This graph shows the sales of the leading 10 fresh bread brands of the United States in 2013. Nature's Own was the second ranked fresh bread brand of the United States with about 853 million U.S. dollars worth of sales in 2013.
For a basic food staple, bread in the United States has undergone a significant transformation throughout its history. The wave of immigration to the U.S. in the 19th century brought with a multitude of bread baking heritages. Cultural crossovers and the fluctuating availability of traditional ingredients caused new traditions to emerge. Corn bread became a staple on the Great Plains and in the southern states, where wheat flour was not so readily available.

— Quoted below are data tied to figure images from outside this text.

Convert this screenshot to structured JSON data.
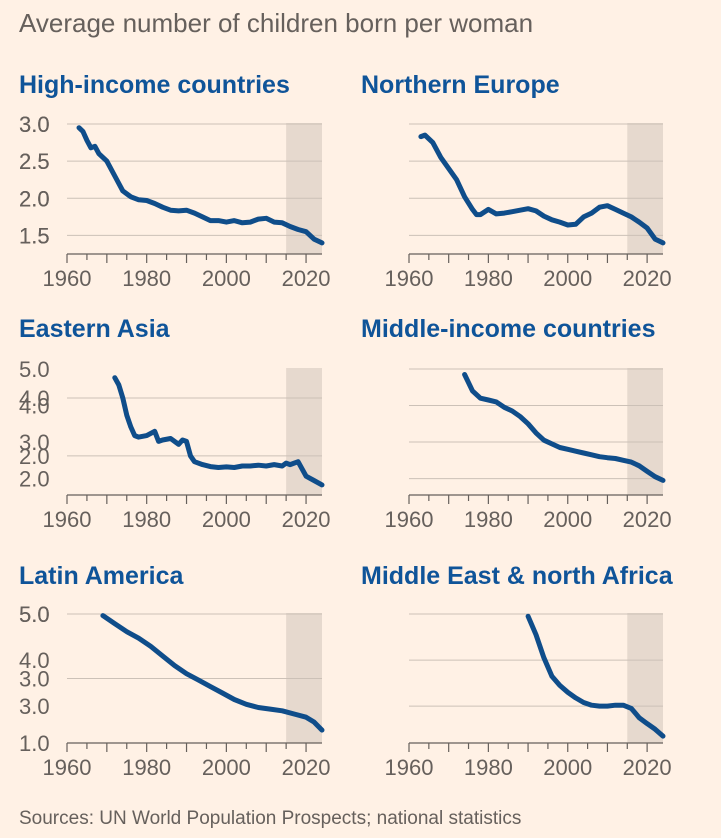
{
  "title": "Average number of children born per woman",
  "source": "Sources: UN World Population Prospects; national statistics",
  "colors": {
    "line": "#0f4d8a",
    "panel_title": "#0f5499",
    "projection_band": "#e6d9ce",
    "background": "#fff1e5"
  },
  "chart_data": [
    {
      "type": "line",
      "title": "High-income countries",
      "xlim": [
        1960,
        2024
      ],
      "ylim": [
        1.25,
        3.0
      ],
      "xticks": [
        "1960",
        "1980",
        "2000",
        "2020"
      ],
      "yticks": [
        "1.5",
        "2.0",
        "2.5",
        "3.0"
      ],
      "projection_start": 2015,
      "series": [
        {
          "x": [
            1963,
            1964,
            1965,
            1966,
            1967,
            1968,
            1970,
            1972,
            1974,
            1976,
            1978,
            1980,
            1982,
            1984,
            1986,
            1988,
            1990,
            1992,
            1994,
            1996,
            1998,
            2000,
            2002,
            2004,
            2006,
            2008,
            2010,
            2012,
            2014,
            2016,
            2018,
            2020,
            2022,
            2024
          ],
          "y": [
            2.95,
            2.9,
            2.78,
            2.68,
            2.7,
            2.6,
            2.5,
            2.3,
            2.1,
            2.02,
            1.98,
            1.97,
            1.93,
            1.88,
            1.84,
            1.83,
            1.84,
            1.8,
            1.75,
            1.7,
            1.7,
            1.68,
            1.7,
            1.67,
            1.68,
            1.72,
            1.73,
            1.68,
            1.67,
            1.62,
            1.58,
            1.55,
            1.45,
            1.4
          ]
        }
      ]
    },
    {
      "type": "line",
      "title": "Northern Europe",
      "xlim": [
        1960,
        2024
      ],
      "ylim": [
        1.25,
        3.0
      ],
      "xticks": [
        "1960",
        "1980",
        "2000",
        "2020"
      ],
      "yticks": [
        "1.5",
        "2.0",
        "2.5",
        "3.0"
      ],
      "projection_start": 2015,
      "series": [
        {
          "x": [
            1963,
            1964,
            1966,
            1968,
            1970,
            1972,
            1974,
            1976,
            1977,
            1978,
            1980,
            1982,
            1984,
            1986,
            1988,
            1990,
            1992,
            1994,
            1996,
            1998,
            2000,
            2002,
            2004,
            2006,
            2008,
            2010,
            2012,
            2014,
            2016,
            2018,
            2020,
            2022,
            2024
          ],
          "y": [
            2.83,
            2.85,
            2.75,
            2.55,
            2.4,
            2.25,
            2.02,
            1.85,
            1.78,
            1.78,
            1.85,
            1.79,
            1.8,
            1.82,
            1.84,
            1.86,
            1.83,
            1.76,
            1.71,
            1.68,
            1.64,
            1.65,
            1.75,
            1.8,
            1.88,
            1.9,
            1.85,
            1.8,
            1.75,
            1.68,
            1.6,
            1.45,
            1.4
          ]
        }
      ]
    },
    {
      "type": "line",
      "title": "Eastern Asia",
      "xlim": [
        1960,
        2024
      ],
      "ylim": [
        0.65,
        5.0
      ],
      "xticks": [
        "1960",
        "1980",
        "2000",
        "2020"
      ],
      "yticks": [
        "2.0",
        "4.0"
      ],
      "projection_start": 2015,
      "series": [
        {
          "x": [
            1972,
            1973,
            1974,
            1975,
            1976,
            1977,
            1978,
            1980,
            1982,
            1983,
            1984,
            1986,
            1988,
            1989,
            1990,
            1991,
            1992,
            1994,
            1996,
            1998,
            2000,
            2002,
            2004,
            2006,
            2008,
            2010,
            2012,
            2014,
            2015,
            2016,
            2018,
            2020,
            2022,
            2024
          ],
          "y": [
            4.7,
            4.45,
            4.0,
            3.4,
            3.0,
            2.7,
            2.65,
            2.7,
            2.85,
            2.5,
            2.55,
            2.6,
            2.4,
            2.55,
            2.5,
            2.0,
            1.8,
            1.7,
            1.63,
            1.6,
            1.62,
            1.6,
            1.65,
            1.65,
            1.68,
            1.65,
            1.7,
            1.65,
            1.75,
            1.7,
            1.8,
            1.3,
            1.15,
            1.0
          ]
        }
      ]
    },
    {
      "type": "line",
      "title": "Middle-income countries",
      "xlim": [
        1960,
        2024
      ],
      "ylim": [
        1.55,
        5.0
      ],
      "xticks": [
        "1960",
        "1980",
        "2000",
        "2020"
      ],
      "yticks": [
        "2.0",
        "3.0",
        "4.0",
        "5.0"
      ],
      "projection_start": 2015,
      "series": [
        {
          "x": [
            1974,
            1976,
            1978,
            1980,
            1982,
            1984,
            1986,
            1988,
            1990,
            1992,
            1994,
            1996,
            1998,
            2000,
            2002,
            2004,
            2006,
            2008,
            2010,
            2012,
            2014,
            2016,
            2018,
            2020,
            2022,
            2024
          ],
          "y": [
            4.85,
            4.4,
            4.2,
            4.15,
            4.1,
            3.95,
            3.85,
            3.7,
            3.5,
            3.25,
            3.05,
            2.95,
            2.85,
            2.8,
            2.75,
            2.7,
            2.65,
            2.6,
            2.57,
            2.55,
            2.5,
            2.45,
            2.35,
            2.2,
            2.05,
            1.95
          ]
        }
      ]
    },
    {
      "type": "line",
      "title": "Latin America",
      "xlim": [
        1960,
        2024
      ],
      "ylim": [
        1.0,
        5.0
      ],
      "xticks": [
        "1960",
        "1980",
        "2000",
        "2020"
      ],
      "yticks": [
        "1.0",
        "3.0",
        "5.0"
      ],
      "projection_start": 2015,
      "series": [
        {
          "x": [
            1969,
            1972,
            1975,
            1978,
            1981,
            1984,
            1987,
            1990,
            1993,
            1996,
            1999,
            2002,
            2005,
            2008,
            2011,
            2014,
            2017,
            2020,
            2022,
            2024
          ],
          "y": [
            4.95,
            4.7,
            4.45,
            4.25,
            4.0,
            3.7,
            3.4,
            3.15,
            2.95,
            2.75,
            2.55,
            2.35,
            2.2,
            2.1,
            2.05,
            2.0,
            1.9,
            1.8,
            1.65,
            1.4
          ]
        }
      ]
    },
    {
      "type": "line",
      "title": "Middle East & north Africa",
      "xlim": [
        1960,
        2024
      ],
      "ylim": [
        2.2,
        5.0
      ],
      "xticks": [
        "1960",
        "1980",
        "2000",
        "2020"
      ],
      "yticks": [
        "3.0",
        "4.0",
        "5.0"
      ],
      "projection_start": 2015,
      "series": [
        {
          "x": [
            1990,
            1992,
            1994,
            1996,
            1998,
            2000,
            2002,
            2004,
            2006,
            2008,
            2010,
            2012,
            2014,
            2016,
            2018,
            2020,
            2022,
            2024
          ],
          "y": [
            4.95,
            4.55,
            4.05,
            3.65,
            3.45,
            3.3,
            3.18,
            3.08,
            3.02,
            3.0,
            3.0,
            3.02,
            3.02,
            2.95,
            2.75,
            2.62,
            2.5,
            2.35
          ]
        }
      ]
    }
  ]
}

As the American frontier came under cultivation, however, wheat flour production increased and stabilized, and wheat flour bread eventually gained the upper hand.
The bakeries that sprung up as part of these expanding communities were revolutionized by the invention of the automatic bread slicer, invented in Iowa by Otto Rohwedder and put into commercial use in 1928. The American public embraced the invention and quickly grew accustomed to buying sliced bread, to the point that a ban on the use of bread slicing machines instituted during World War II to save on wax paper (used in packaging sliced bread) caused enough public outrage to have the ban repealed after just two months.
Today, sliced bread is still a hot-selling commodity in American supermarkets. While the post-war years favored white sandwich bread, a “scientific wonder” made with chemically bleached flour, modern health trends prefer more naturally-derived breads, often marketed as “multi-grain”, “whole wheat”, and “unprocessed”. Public opinion is bound to cause further changes to this food staple in the coming years, but history has proven it perfectly capable of adapting.